Ada banyak sekali tanaman penutup tanah salah satunya Calopogonium Mucunoides. Centrosema pubescens Akan tetapi tanaman tersebut tumbuh secara memanjang atau melilit, sehingga dapat mengganggu pertumbuhan tanaman di sekitarnya dan sulit diimplementasikan pada pola tanam jarak rapat seperti halnya pada lahan reklamasi pasca tambang batubara. 


Nah alternative yang dapat dikembangkan adalah tanaman yang tidak menjalar dan tidak melilit seperti Desmodium Ovalifium. 


Tanaman tersebut merupakan salah satu jenis tanaman legume yang umumnya sudah dikenal di Indonesia, dengan ciri  merayap, dan stolon mencapai panjang 1 meter diatas permukaan tanah. Desmodium Ovalifium tumbuh dengan baik dan mampu beradaptasi di tanah dengan kesuburan rendah, tanah asam dengan (Al, Mn tinggi, serta P rendah).

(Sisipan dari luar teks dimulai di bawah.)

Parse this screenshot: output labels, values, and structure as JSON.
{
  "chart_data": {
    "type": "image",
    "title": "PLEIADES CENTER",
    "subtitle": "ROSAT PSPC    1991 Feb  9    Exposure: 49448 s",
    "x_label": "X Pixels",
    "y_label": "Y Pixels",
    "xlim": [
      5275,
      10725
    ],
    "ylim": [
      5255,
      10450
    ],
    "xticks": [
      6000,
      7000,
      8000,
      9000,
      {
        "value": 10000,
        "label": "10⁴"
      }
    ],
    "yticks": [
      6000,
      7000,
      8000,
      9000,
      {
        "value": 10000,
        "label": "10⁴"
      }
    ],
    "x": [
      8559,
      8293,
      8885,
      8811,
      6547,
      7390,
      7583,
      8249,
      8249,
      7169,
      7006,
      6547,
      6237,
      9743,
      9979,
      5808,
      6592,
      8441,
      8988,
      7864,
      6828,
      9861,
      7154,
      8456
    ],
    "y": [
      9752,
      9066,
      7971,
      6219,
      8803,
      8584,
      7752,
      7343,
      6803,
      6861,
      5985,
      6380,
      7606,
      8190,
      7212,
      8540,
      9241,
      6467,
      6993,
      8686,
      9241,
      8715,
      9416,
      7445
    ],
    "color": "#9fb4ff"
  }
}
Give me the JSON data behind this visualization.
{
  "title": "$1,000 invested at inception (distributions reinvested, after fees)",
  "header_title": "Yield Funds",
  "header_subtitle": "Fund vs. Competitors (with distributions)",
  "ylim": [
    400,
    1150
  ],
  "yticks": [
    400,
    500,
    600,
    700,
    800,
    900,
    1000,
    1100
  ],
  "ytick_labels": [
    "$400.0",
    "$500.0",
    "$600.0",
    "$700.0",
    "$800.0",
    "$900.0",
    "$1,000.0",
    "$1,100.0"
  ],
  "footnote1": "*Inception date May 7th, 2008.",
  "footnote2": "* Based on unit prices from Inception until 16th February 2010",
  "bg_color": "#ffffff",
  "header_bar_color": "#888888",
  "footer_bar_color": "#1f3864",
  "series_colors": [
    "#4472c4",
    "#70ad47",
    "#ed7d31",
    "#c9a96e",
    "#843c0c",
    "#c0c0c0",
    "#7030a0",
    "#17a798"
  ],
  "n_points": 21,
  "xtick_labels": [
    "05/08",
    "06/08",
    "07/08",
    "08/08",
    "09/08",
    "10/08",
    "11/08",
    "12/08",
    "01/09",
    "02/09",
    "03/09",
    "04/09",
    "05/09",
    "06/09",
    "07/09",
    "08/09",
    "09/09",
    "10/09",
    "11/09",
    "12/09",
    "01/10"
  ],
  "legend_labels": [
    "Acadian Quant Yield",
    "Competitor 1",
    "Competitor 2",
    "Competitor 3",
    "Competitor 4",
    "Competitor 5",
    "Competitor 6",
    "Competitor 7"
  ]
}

Tumbuhan ini mempunyai kandungan bermacam zat kimia sekitar 7,1  Tumbuhan ini tersebar luas di daerah iklim sedang dan daerah tropik, dari belahan bumi barat Australia dan Afrika. 


Di Indonesia dijumpai tumbuh liar dari dataran rendah sampai 1500 mdpl, terutama di tempat terbuka atau agak terlindung yang tanahnya lembab. Hal ini sangat cocok sebagai pemulihan lahan bekas pertambangan karena permukaan tanah bekas tambang batubara yang telah tertutup oleh tanaman Desmodium Ovalifium akan meminimalkan energi kinetik hujan dalam memukul permukaan tanah dan menghambat aliran air permukaan (run off) dan menyebabkan air yang masuk kedalam tanah meningkat sehingga erosi tanah menurun dan ekosistem lingkungan turut diperbaiki. 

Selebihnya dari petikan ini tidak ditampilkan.